In December 2020, the Chinese mission, Chang’e-5, brought to Earth 1.731 kilograms (3.816 pounds) of lunar rocks. This was the first sample return from the Moon in 44 years and the first analysis shows that the material is much younger than the Apollo samples.
As reported in Science, the samples collected by the Chinese mission date back 1.96 billion years plus or minus 60 million years. Orbital observations have suggested that Oceanus Procellarum – an ancient lava field from a volcanic eruption – was about that age. Aging the rocks has provided precision on those estimates, confirming a young terrain.
“Of course, ‘young’ is relative,” co-author Professor Brad Jolliff, from Washington University in St. Luis, said in a statement. “All of the volcanic rocks collected by Apollo were older than 3 billion years. And all of the young impact craters whose ages have been determined from the analysis of samples are younger than 1 billion years. So the Chang’e-5 samples fill a critical gap.”

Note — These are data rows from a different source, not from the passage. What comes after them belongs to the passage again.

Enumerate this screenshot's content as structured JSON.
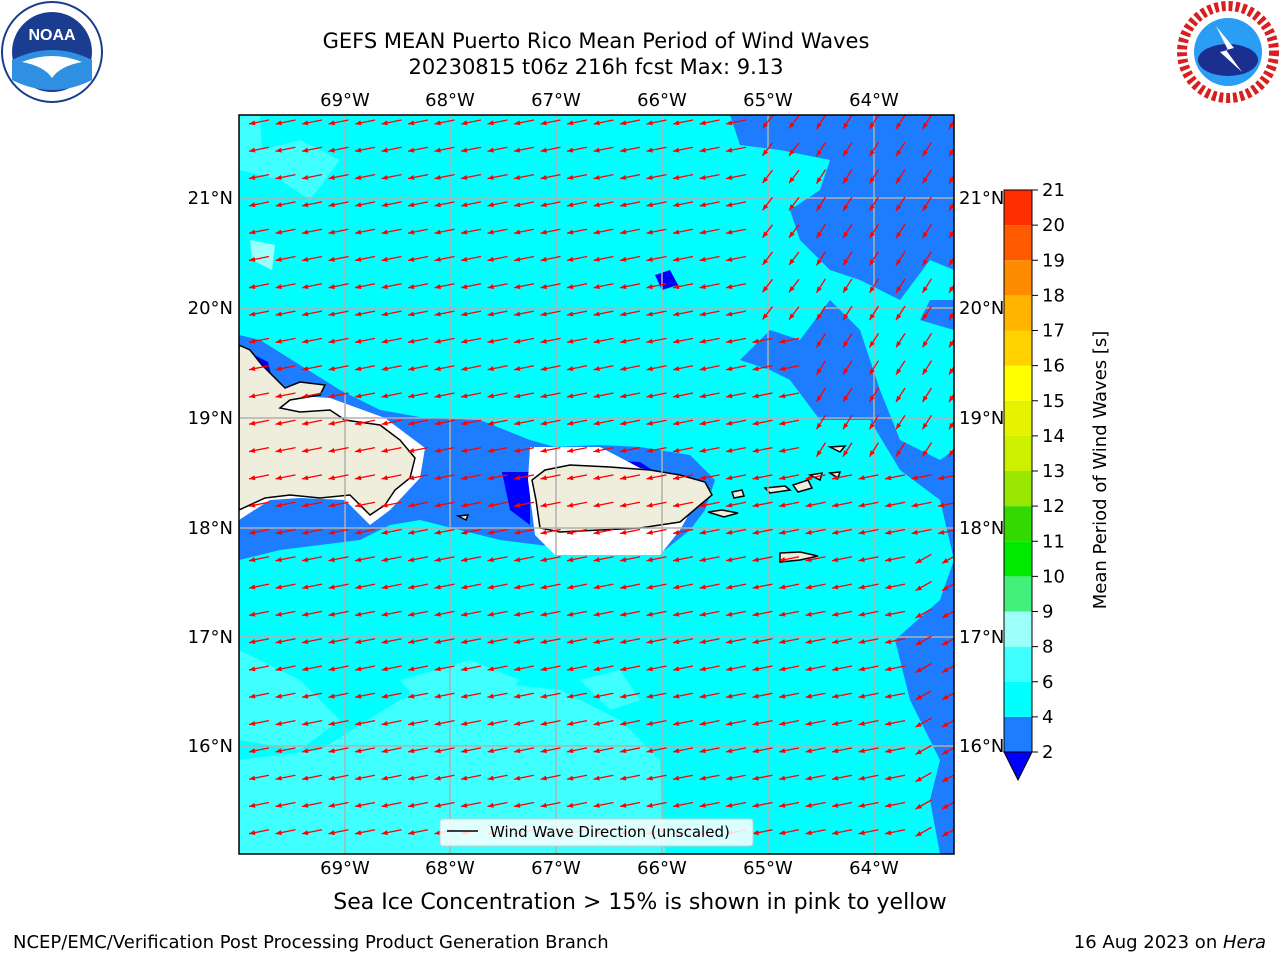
{
  "title_line1": "GEFS MEAN Puerto Rico Mean Period of Wind Waves",
  "title_line2": "20230815 t06z 216h fcst   Max: 9.13",
  "lon_labels": [
    "69°W",
    "68°W",
    "67°W",
    "66°W",
    "65°W",
    "64°W"
  ],
  "lat_labels": [
    "21°N",
    "20°N",
    "19°N",
    "18°N",
    "17°N",
    "16°N"
  ],
  "legend_label": "Wind Wave Direction (unscaled)",
  "colorbar": {
    "label": "Mean Period of Wind Waves [s]",
    "ticks": [
      "2",
      "4",
      "6",
      "8",
      "9",
      "10",
      "11",
      "12",
      "13",
      "14",
      "15",
      "16",
      "17",
      "18",
      "19",
      "20",
      "21"
    ],
    "colors": [
      "#1e7cff",
      "#00ffff",
      "#40ffff",
      "#9dfff9",
      "#44f07c",
      "#00ea00",
      "#33d900",
      "#99e600",
      "#ccf000",
      "#e6f200",
      "#ffff00",
      "#ffd200",
      "#ffb400",
      "#ff8c00",
      "#ff5a00",
      "#ff2d00",
      "#ff0000"
    ],
    "extend_color": "#0000ff"
  },
  "map_colors": {
    "ocean_main": "#00ffff",
    "ocean_light": "#40ffff",
    "ocean_lighter": "#9dfff9",
    "shelf": "#1e7cff",
    "deep": "#0000ff",
    "land": "#efeddc",
    "arrow": "#ff0000",
    "grid": "#b0b0b0"
  },
  "caption": "Sea Ice Concentration > 15% is shown in pink to yellow",
  "footer_left": "NCEP/EMC/Verification Post Processing Product Generation Branch",
  "footer_right_prefix": "16 Aug 2023 on ",
  "footer_right_host": "Hera",
  "logos": {
    "left": "noaa-logo",
    "right": "nws-logo"
  }
}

Having such confirmation is important for multiple reasons. First of all, it is now possible to study samples from a period in Lunar history that we did not have before. Scientists will better understand the composition of the lunar basalt. The study report that they did not find evidence for high concentrations of heat-producing radioactive elements in the mantle, which was the expected cause for the eruption that delivered this material to the surface. Other explanations will be needed to solve this mystery.
The second important aspect of this paper is that the Moon is used to estimate the chronology of many other bodies in the Solar System. The better we know the ages of terrains on the Moon, the better we can estimate the age of Mars, Mercury, and many other moons and dwarf planets.
“Planetary scientists know that the more craters on a surface, the older it is; the fewer craters, the younger the surface. That’s a nice relative determination,” Jolliff said. “But to put absolute age dates on that, one has to have samples from those surfaces.”
“The Apollo samples gave us a number of surfaces that we were able to date and correlate with crater densities,” Jolliff explained. “This cratering chronology has been extended to other planets — for example, for Mercury and Mars — to say that surfaces with a certain density of craters have a certain age.”
“In this study, we got a very precise age right around 2 billion years, plus or minus 50 million years,” Jolliff said. “It’s a phenomenal result. In terms of planetary time, that’s a very precise determination. And that’s good enough to distinguish between the different formulations of the chronology.”